Créature harmonieuse raidie en des contours immuables, vouée à la fixité, on en fait le tour sans oublier qu'elle est de pierre ou de bronze ; qu'elle pèse en conséquence ; qu'aucune femme n'a de contours aussi délimités qu'un fût d'arbre ou un éperon rocheux.
Ceux des baigneuses, des odalisques d'Ingres sont incisifs, péremptoires ? Une anatomie s'impose à nous, jusque dans les libertés que prend le peintre avec le réel ?
Mais ses créatures ont-elles un envers, un arrière-fond ? Inaccessibles, excluant l'homme, elles font de nous un voyeur qui aurait accès à un gynécée.
Renoir, du moins… Sauf que les contours de ses baigneuses se dissolvent à demi dans le plein air de l'été ; qu'ils vibrent dans la touffeur, onctueux, évanescents.
Solitaires ou en scène, entre semblables, adoratrices du dieu soleil, elles sont partie intégrante d'un paysage d'Arcadie. « Ordre et beauté, luxe, calme et volupté » d'être jeunes, belles et vivantes… À cela près que leurs courbes tendent vers une surabondance qui leur fera perdre leurs vertus.
La Femme dans les vagues, de Courbet, en revanche, n'est plus une figurante ou une comparse dans une scène biblique, exotique, ou mythologique, mais femme bien réelle jusque dans sa pilosité – quand les créatures de la peinture classique sont poncées ainsi que, par essence, les odalisques et les nymphes.

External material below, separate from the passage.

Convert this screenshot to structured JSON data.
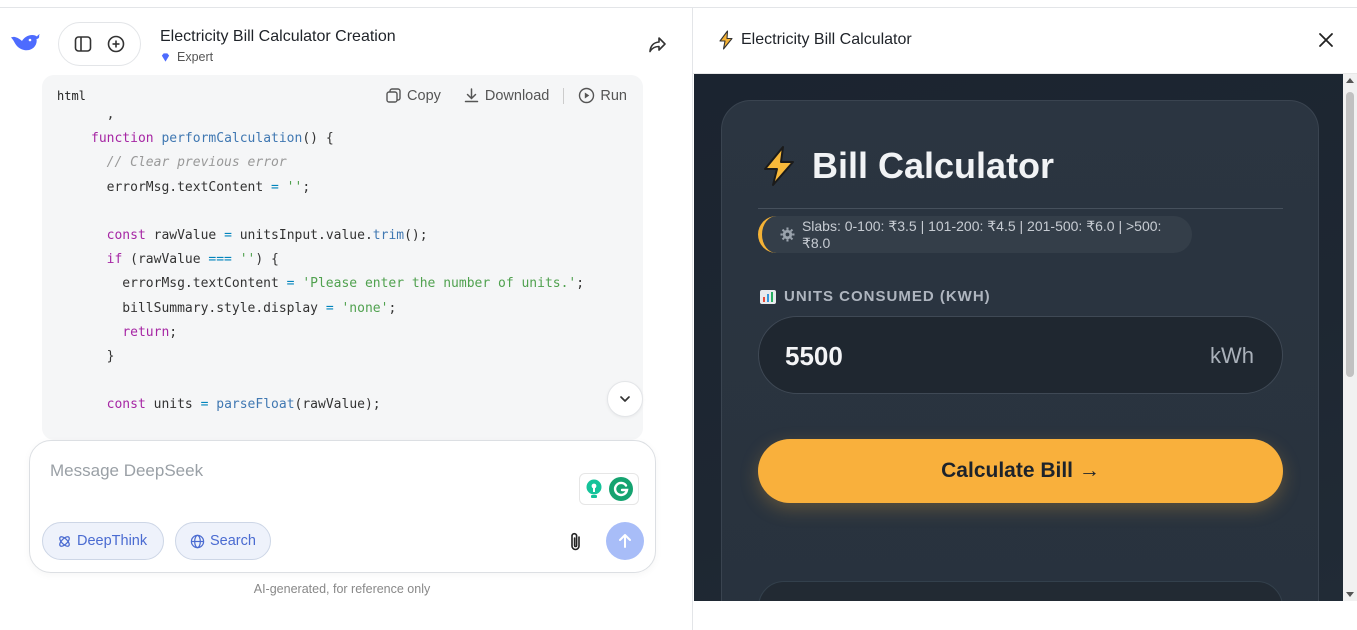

Chez Courbet, notre paume rencontre, à leur degré exact, la fermeté des seins, la résistance des contours. Créatures de chair, des bas blancs, un chien, un perroquet, suffisent à les érotiser. (Aussi n'est-on pas surpris de voir le peintre rendre, à L'Origine du monde, par un tableau chaste à force de réalisme, l'hommage qu'elle méritait.)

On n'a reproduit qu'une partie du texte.